Pyrotechnicians prepare the Celebrate Clearwater fireworks display that was launched on July 6. Pictured from left are Craig Dugan, Jeff Hollinger and John Baxter.

By Sam Jack
The Times-Sentinel

CLEARWATER – In his second season as a professional pyrotechnician, Clearwater High School graduate Cody Hanna was able to expand his schedule from one show to three. He’s hoping to continue to grow his company, Victory Pyrotechnics, in the years ahead.
Last summer’s Celebrate Clearwater display was Hanna’s first as a professional. For the second Celebrate Clearwater show, July 6, Hanna and his team brought back the same special elements – lasers, lights, a soundtrack – while getting more ambitious about how those elements were deployed.
“The show in Clearwater depicted scenes from D-Day and the landing at Normandy, honoring the 75th anniversary,” Hanna explained. “We tied into historical moments and really tried to tell a story. That’s where we want to go with what we’re doing.”
Hanna, who designed the pyrotechnic part of the show, was joined by light, laser and sound designers, and a script writer. They all spent months collaborating on the Clearwater show.
The same went for two planned shows in Lansing, Kan. The first, slated for May 2, was canceled due to inclement weather and couldn’t be made up. But the unused fireworks from that show were incorporated into Lansing’s Independence Day display, which went off as planned on June 28.
“Lansing was the biggest crowd we have ever performed for,” Hanna said. “I don’t know an exact number, but I would put it in the 5,000 to 8,000 range. They fill up a big field, almost like a drive-in movie theatre.”
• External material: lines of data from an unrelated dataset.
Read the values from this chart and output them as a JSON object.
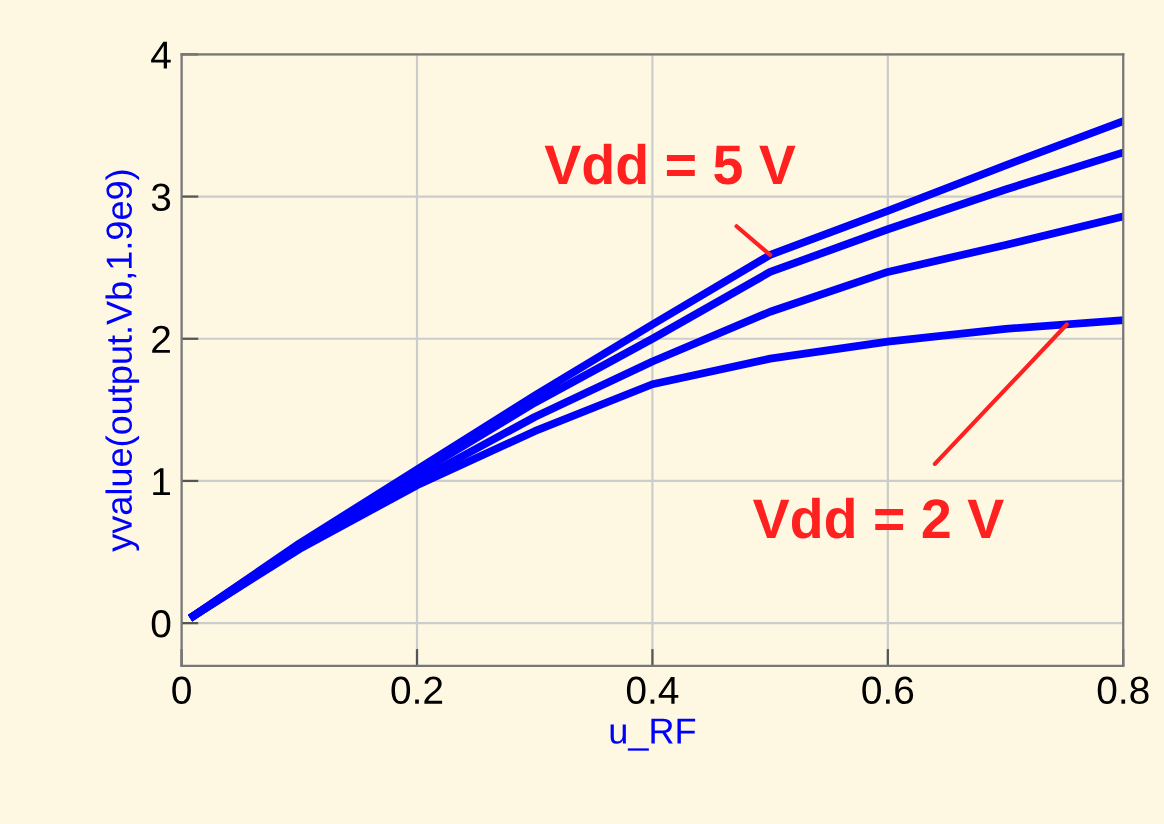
{
  "chart_data": {
    "type": "line",
    "xlabel": "u_RF",
    "ylabel": "yvalue(output.Vb,1.9e9)",
    "x": [
      0.01,
      0.1,
      0.2,
      0.3,
      0.4,
      0.5,
      0.6,
      0.7,
      0.8
    ],
    "series": [
      {
        "color": "#0000ff",
        "values": [
          0.05,
          0.56,
          1.08,
          1.6,
          2.1,
          2.59,
          2.9,
          3.22,
          3.53
        ]
      },
      {
        "color": "#0000ff",
        "values": [
          0.05,
          0.55,
          1.05,
          1.55,
          2.0,
          2.47,
          2.77,
          3.05,
          3.31
        ]
      },
      {
        "color": "#0000ff",
        "values": [
          0.05,
          0.53,
          1.0,
          1.45,
          1.84,
          2.19,
          2.47,
          2.66,
          2.86
        ]
      },
      {
        "color": "#0000ff",
        "values": [
          0.05,
          0.52,
          0.97,
          1.35,
          1.68,
          1.86,
          1.98,
          2.07,
          2.13
        ]
      }
    ],
    "annotations": [
      {
        "text": "Vdd = 5 V",
        "x": 0.5,
        "y": 2.59
      },
      {
        "text": "Vdd = 2 V",
        "x": 0.752,
        "y": 2.1
      }
    ],
    "xlim": [
      0,
      0.8
    ],
    "ylim": [
      -0.3,
      4
    ],
    "xticks": [
      0,
      0.2,
      0.4,
      0.6,
      0.8
    ],
    "yticks": [
      0,
      1,
      2,
      3,
      4
    ],
    "grid": true,
    "marker": "none",
    "line_style": "solid"
  }
}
Hanna’s team put special-effects lights on scissor lifts, creating effects that swept across a 600-foot span.
“It was really pretty cool to see,” Hanna said.
What sets Hanna’s style of fireworks apart is the use of a computer control system. Lights, lasers, sounds and fireworks are all digitally timed and launched, so nobody has to run around with a flashlight, a punk and a fire extinguisher.
“On the Clearwater show, I probably spent 40 to 50 hours programming just the pyro side of it,” Hanna said.
Hanna said he heard lots of positive feedback about both the Clearwater and the Lansing shows. He would like to continue adding shows and scaling up his business – but that’s a challenge, given that each show requires a crew of 15 to 20 people.
“Right now we’re limited, but it’s something we’re looking at,” he said. “I would love to be shooting multiple shows on the Fourth of July and throughout that week. My goal for next year, I’m hoping we can at least double up and get six shows next summer, if not maybe more.”